Sunday 28 November 2010

Housing benefit changes to be delayed ... to after May's local elections

The Sunday Mirror and Sunday Telegraph report a small concession to Coalition Liberal Democrats - with the news that Iain Duncan Smith is to this week announce a delay by nine months the implementation of cuts in housing benefit for current recipients, from April 2011 to January 2012.

The policy goal behind the rethink would appear to be ensuring that those who do have to leave their homes should have enough time to do so after the May 2011 local elections, rather than just before them.

This should protect one of society's most vulnerable groups: Liberal Democrat councillors seeking re-election next May.

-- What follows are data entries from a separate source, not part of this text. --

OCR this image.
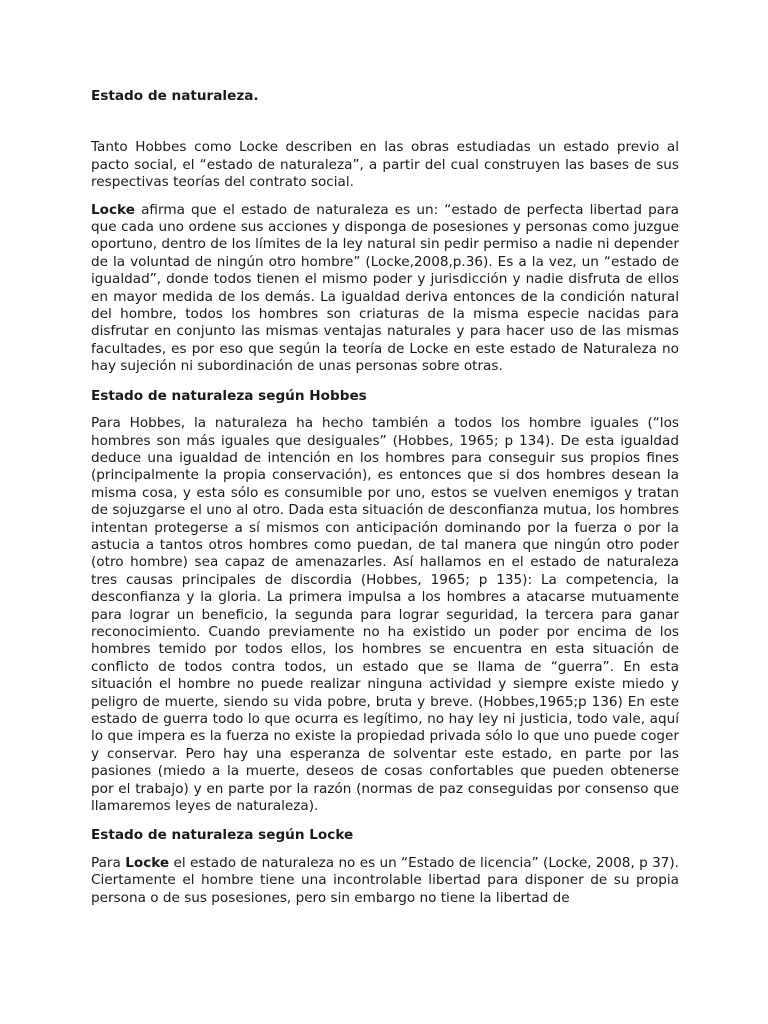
Estado de naturaleza.

Tanto Hobbes como Locke describen en las obras estudiadas un estado previo al pacto social, el “estado de naturaleza”, a partir del cual construyen las bases de sus respectivas teorías del contrato social.

Locke afirma que el estado de naturaleza es un: “estado de perfecta libertad para que cada uno ordene sus acciones y disponga de posesiones y personas como juzgue oportuno, dentro de los límites de la ley natural sin pedir permiso a nadie ni depender de la voluntad de ningún otro hombre” (Locke,2008,p.36). Es a la vez, un “estado de igualdad”, donde todos tienen el mismo poder y jurisdicción y nadie disfruta de ellos en mayor medida de los demás. La igualdad deriva entonces de la condición natural del hombre, todos los hombres son criaturas de la misma especie nacidas para disfrutar en conjunto las mismas ventajas naturales y para hacer uso de las mismas facultades, es por eso que según la teoría de Locke en este estado de Naturaleza no hay sujeción ni subordinación de unas personas sobre otras.

Estado de naturaleza según Hobbes

Para Hobbes, la naturaleza ha hecho también a todos los hombre iguales (“los hombres son más iguales que desiguales” (Hobbes, 1965; p 134). De esta igualdad deduce una igualdad de intención en los hombres para conseguir sus propios fines (principalmente la propia conservación), es entonces que si dos hombres desean la misma cosa, y esta sólo es consumible por uno, estos se vuelven enemigos y tratan de sojuzgarse el uno al otro. Dada esta situación de desconfianza mutua, los hombres intentan protegerse a sí mismos con anticipación dominando por la fuerza o por la astucia a tantos otros hombres como puedan, de tal manera que ningún otro poder (otro hombre) sea capaz de amenazarles. Así hallamos en el estado de naturaleza tres causas principales de discordia (Hobbes, 1965; p 135): La competencia, la desconfianza y la gloria. La primera impulsa a los hombres a atacarse mutuamente para lograr un beneficio, la segunda para lograr seguridad, la tercera para ganar reconocimiento. Cuando previamente no ha existido un poder por encima de los hombres temido por todos ellos, los hombres se encuentra en esta situación de conflicto de todos contra todos, un estado que se llama de “guerra”. En esta situación el hombre no puede realizar ninguna actividad y siempre existe miedo y peligro de muerte, siendo su vida pobre, bruta y breve. (Hobbes,1965;p 136) En este estado de guerra todo lo que ocurra es legítimo, no hay ley ni justicia, todo vale, aquí lo que impera es la fuerza no existe la propiedad privada sólo lo que uno puede coger y conservar. Pero hay una esperanza de solventar este estado, en parte por las pasiones (miedo a la muerte, deseos de cosas confortables que pueden obtenerse por el trabajo) y en parte por la razón (normas de paz conseguidas por consenso que llamaremos leyes de naturaleza).

Estado de naturaleza según Locke

Para Locke el estado de naturaleza no es un “Estado de licencia” (Locke, 2008, p 37). Ciertamente el hombre tiene una incontrolable libertad para disponer de su propia persona o de sus posesiones, pero sin embargo no tiene la libertad de
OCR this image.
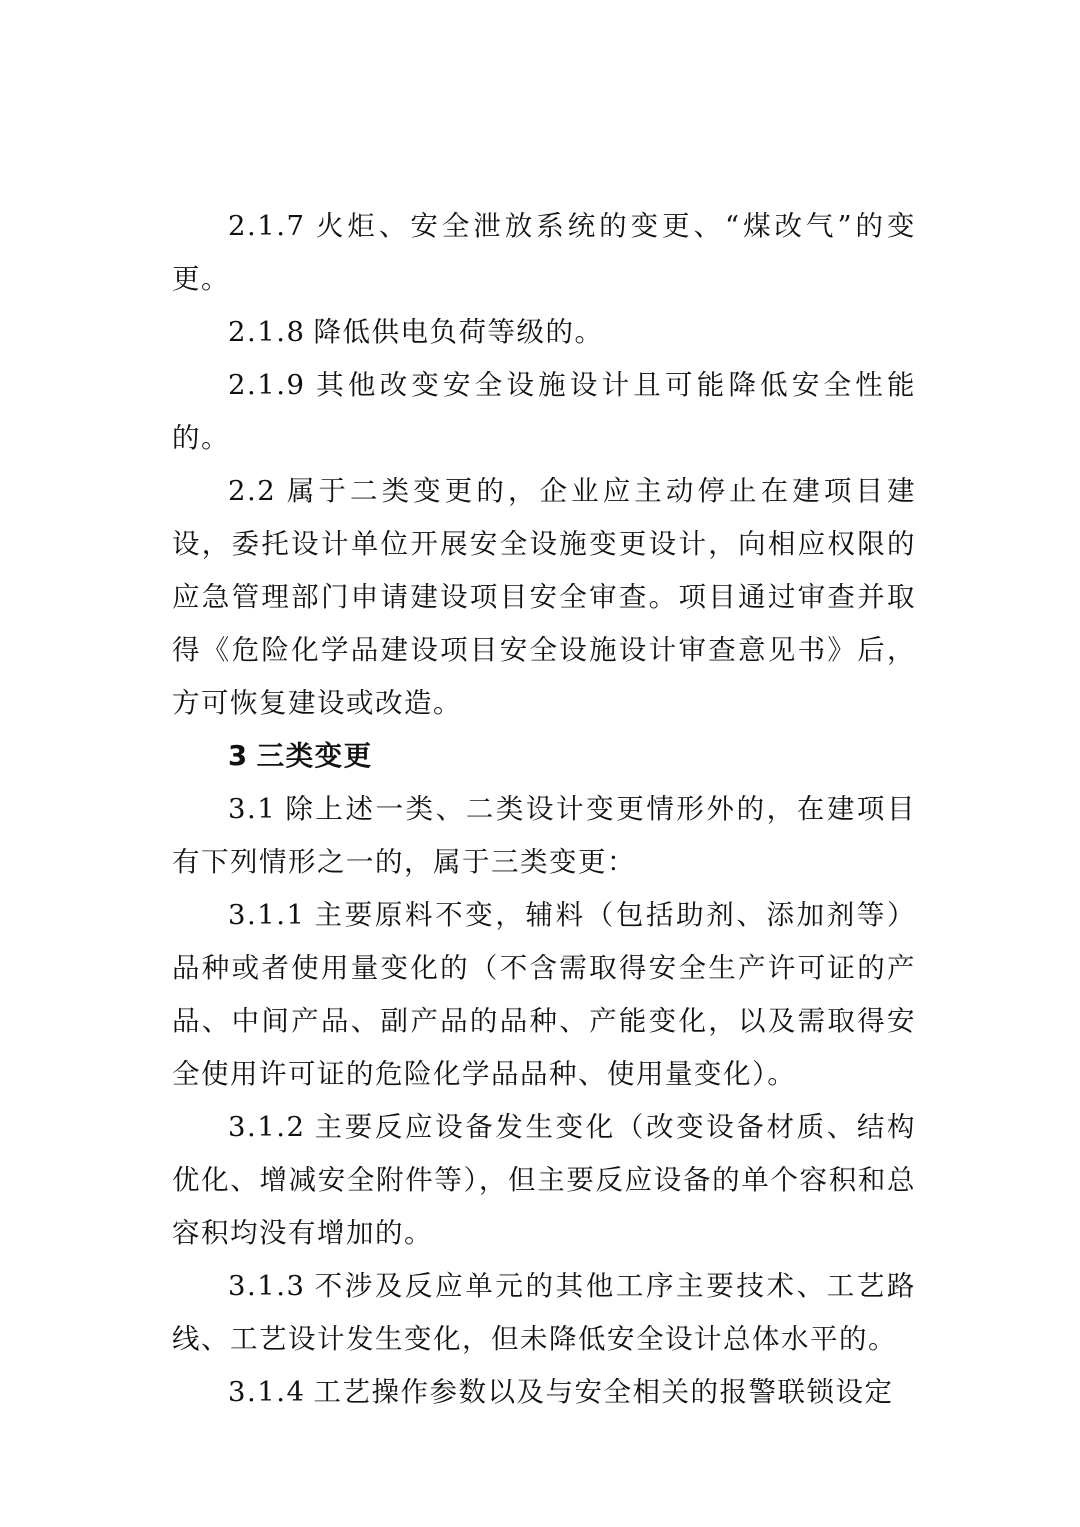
2.1.7 火炬、安全泄放系统的变更、“煤改气”的变更。

2.1.8 降低供电负荷等级的。

2.1.9 其他改变安全设施设计且可能降低安全性能的。

2.2 属于二类变更的，企业应主动停止在建项目建设，委托设计单位开展安全设施变更设计，向相应权限的应急管理部门申请建设项目安全审查。项目通过审查并取得《危险化学品建设项目安全设施设计审查意见书》后，方可恢复建设或改造。

3 三类变更

3.1 除上述一类、二类设计变更情形外的，在建项目有下列情形之一的，属于三类变更：

3.1.1 主要原料不变，辅料（包括助剂、添加剂等）品种或者使用量变化的（不含需取得安全生产许可证的产品、中间产品、副产品的品种、产能变化，以及需取得安全使用许可证的危险化学品品种、使用量变化）。

3.1.2 主要反应设备发生变化（改变设备材质、结构优化、增减安全附件等），但主要反应设备的单个容积和总容积均没有增加的。

3.1.3 不涉及反应单元的其他工序主要技术、工艺路线、工艺设计发生变化，但未降低安全设计总体水平的。

3.1.4 工艺操作参数以及与安全相关的报警联锁设定
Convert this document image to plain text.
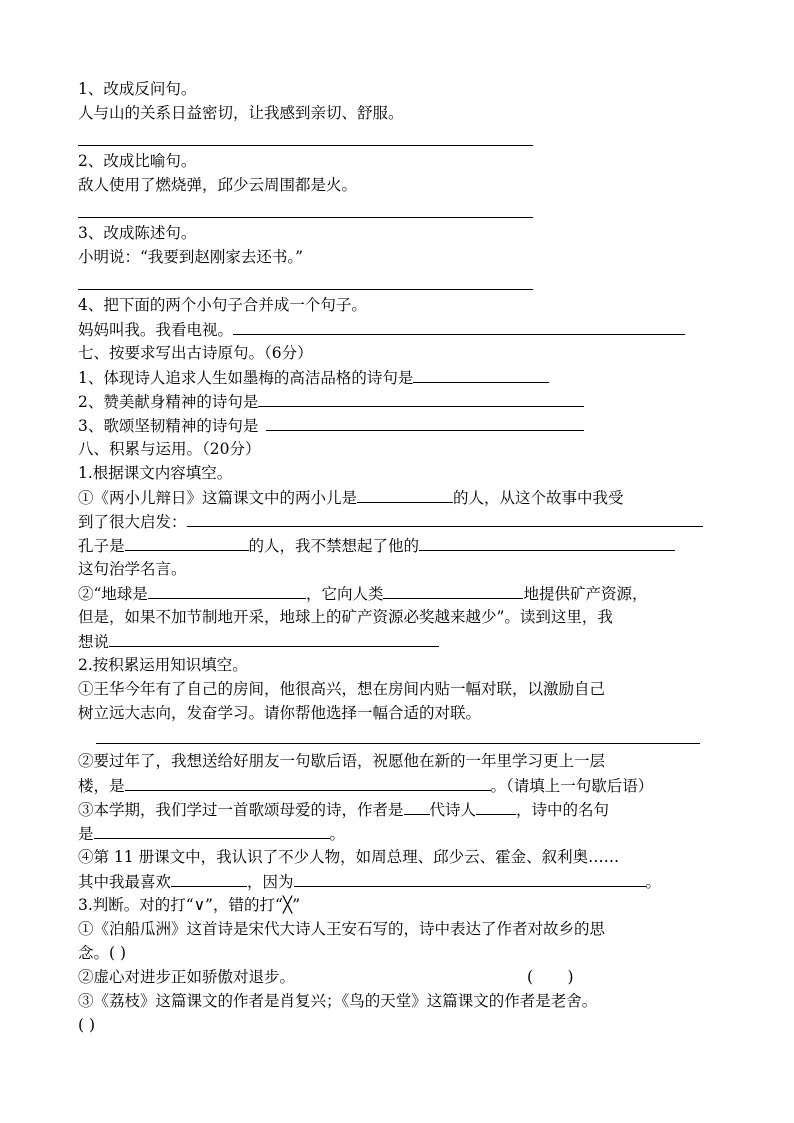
1、改成反问句。
人与山的关系日益密切，让我感到亲切、舒服。
2、改成比喻句。
敌人使用了燃烧弹，邱少云周围都是火。
3、改成陈述句。
小明说：“我要到赵刚家去还书。”
4、把下面的两个小句子合并成一个句子。
妈妈叫我。我看电视。
七、按要求写出古诗原句。（6分）
1、体现诗人追求人生如墨梅的高洁品格的诗句是
2、赞美献身精神的诗句是
3、歌颂坚韧精神的诗句是
八、积累与运用。（20分）
1.根据课文内容填空。
①《两小儿辩日》这篇课文中的两小儿是	的人，从这个故事中我受
到了很大启发：
孔子是	的人，我不禁想起了他的
这句治学名言。
②“地球是	，它向人类	地提供矿产资源，
但是，如果不加节制地开采，地球上的矿产资源必奖越来越少”。读到这里，我
想说
2.按积累运用知识填空。
①王华今年有了自己的房间，他很高兴，想在房间内贴一幅对联，以激励自己
树立远大志向，发奋学习。请你帮他选择一幅合适的对联。
②要过年了，我想送给好朋友一句歇后语，祝愿他在新的一年里学习更上一层
楼，是	。（请填上一句歇后语）
③本学期，我们学过一首歌颂母爱的诗，作者是 代诗人	，诗中的名句
是	。
④第 11 册课文中，我认识了不少人物，如周总理、邱少云、霍金、叙利奥……
其中我最喜欢	，因为	。
3.判断。对的打“∨”，错的打“╳”
①《泊船瓜洲》这首诗是宋代大诗人王安石写的，诗中表达了作者对故乡的思
念。( )
②虚心对进步正如骄傲对退步。	(       )
③《荔枝》这篇课文的作者是肖复兴；《鸟的天堂》这篇课文的作者是老舍。
( )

It is now felt in the higher echelons of government that the earlier date could have appeared rather unfortunate, not only for those directly affected by the policy, but also for local councillors who would be seeking votes just a few weeks later. This coincidence of interests has led the government to now see considerably more merit in a "more sensitive" approach to those affected by the policy. Government insiders told the Sunday Telegraph that there were many advantages for the families affected if they were to be given more time than initially proposed.

As The Telegraph reports:


A senior government insider said: "This will give families more time to make their arrangements. If they have children at schools in the local area, for example, they will have more time to find another school. It will also give councils more time to look for accommodation for the families they have to move."

...

It is understood senior Liberal Democrat members of the Coalition demanded the concessions to avoid the possibility of protests next April, which could have fuelled a damaging political row just before the May local elections

...

The decision to stagger the changes reflects a growing realisation by ministers that Labour could exploit the changes to attack Tory and Lib Dem councillors in local elections next year.


There is no report as yet of Boris Johnson suggesting a further "London transition period" though a Mayor seeking re-election in May 2012 might well think that the new timing remains somewhat inconvenient from his parochial perspective.

But I wonder whether the Mayor might find a sympathetic ear from Tory colleagues were he to suggest that June or September 2012 could be adopted, so that the capital could learn from experience elsewhere in how to manage the housing transition smoothly, with the side-benefit of increasing hopes of avoiding a political transition in City Hall too.

The Mirror report says that the new rules for new claims - including the 30th percentile limit - will come in earlier than planned, in April 2011 rather than October. That will enable some earlier savings in this less electorally sensitive area, so helping to offset some of the costs of the delay caused by the commendable desire to be more sensitive to the impact on current claimants.